Since the declaration of what he called the “state of the caliphate” of the mosque “Nuri” Mosul in a speech photographer in the summer of 2014, didn’t appear Al Baghdadi in other video recordings of the organization.
But issued a number of blurred voice messages urging his followers to stay strong.
Last recorded in August last year, he called on the organization’s supporters to attack Westerners with guns, bombs and knives, believed to have been recorded in previous weeks.
His absence caused deep divisions within the dilapidated “Khilafah state”.
Al Baghdadi is believed to have been seriously wounded in an air strike in 2015 and has reportedly died several times, although many Western and regional security officials believe he is still alive.
After losing control of the area east of the Euphrates, only a few places in the desert remained within the Syrian government control areas.

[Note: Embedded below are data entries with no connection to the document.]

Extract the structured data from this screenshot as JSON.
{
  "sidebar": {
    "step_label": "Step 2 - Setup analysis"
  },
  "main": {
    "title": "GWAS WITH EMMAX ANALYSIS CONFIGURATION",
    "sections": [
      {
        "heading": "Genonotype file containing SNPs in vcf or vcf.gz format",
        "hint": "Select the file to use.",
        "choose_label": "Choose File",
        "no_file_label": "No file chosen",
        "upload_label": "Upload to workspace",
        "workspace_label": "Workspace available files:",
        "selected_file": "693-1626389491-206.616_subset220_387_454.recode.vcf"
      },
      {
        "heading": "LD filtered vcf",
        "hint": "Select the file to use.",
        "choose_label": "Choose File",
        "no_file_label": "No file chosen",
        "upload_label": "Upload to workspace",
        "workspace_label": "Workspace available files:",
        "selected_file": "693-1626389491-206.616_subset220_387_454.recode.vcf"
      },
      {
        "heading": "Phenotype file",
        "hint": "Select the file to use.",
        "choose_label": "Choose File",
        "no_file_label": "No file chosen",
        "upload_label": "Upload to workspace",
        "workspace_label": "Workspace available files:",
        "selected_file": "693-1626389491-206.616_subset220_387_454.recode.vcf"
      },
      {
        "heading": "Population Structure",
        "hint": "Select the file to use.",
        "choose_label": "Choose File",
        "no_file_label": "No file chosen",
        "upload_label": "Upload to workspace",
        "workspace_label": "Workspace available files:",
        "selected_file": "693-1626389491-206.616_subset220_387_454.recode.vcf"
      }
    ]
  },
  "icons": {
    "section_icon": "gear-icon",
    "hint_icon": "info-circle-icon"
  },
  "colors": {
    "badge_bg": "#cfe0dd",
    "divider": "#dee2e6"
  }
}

In mid-February, US-backed SDF reached an agreement to surrender the Islamic State elements trapped inside a small enclave in his last stronghold of Al Baghouz in Deir Al Zour province.
Hundreds of members of the extremist organization handed themselves over and were transferred to the oil field, which US forces take as a base.
On Thursday, US President Donald Trump announced the tightening of US-backed forces in Syria, taking control of 100 percent of the territory under the control of the Islamic state.
The organization is currently limited to some farms in parts of the Syrian desert, east of the country, administratively subordinate to the province of Homs (central), surrounded by the regime forces from each side.
The number of elements of the organization in the mentioned areas about 1500, including elements has been evacuated from Raqqa and Deir Al Zour, under agreements with SDF during the past two years.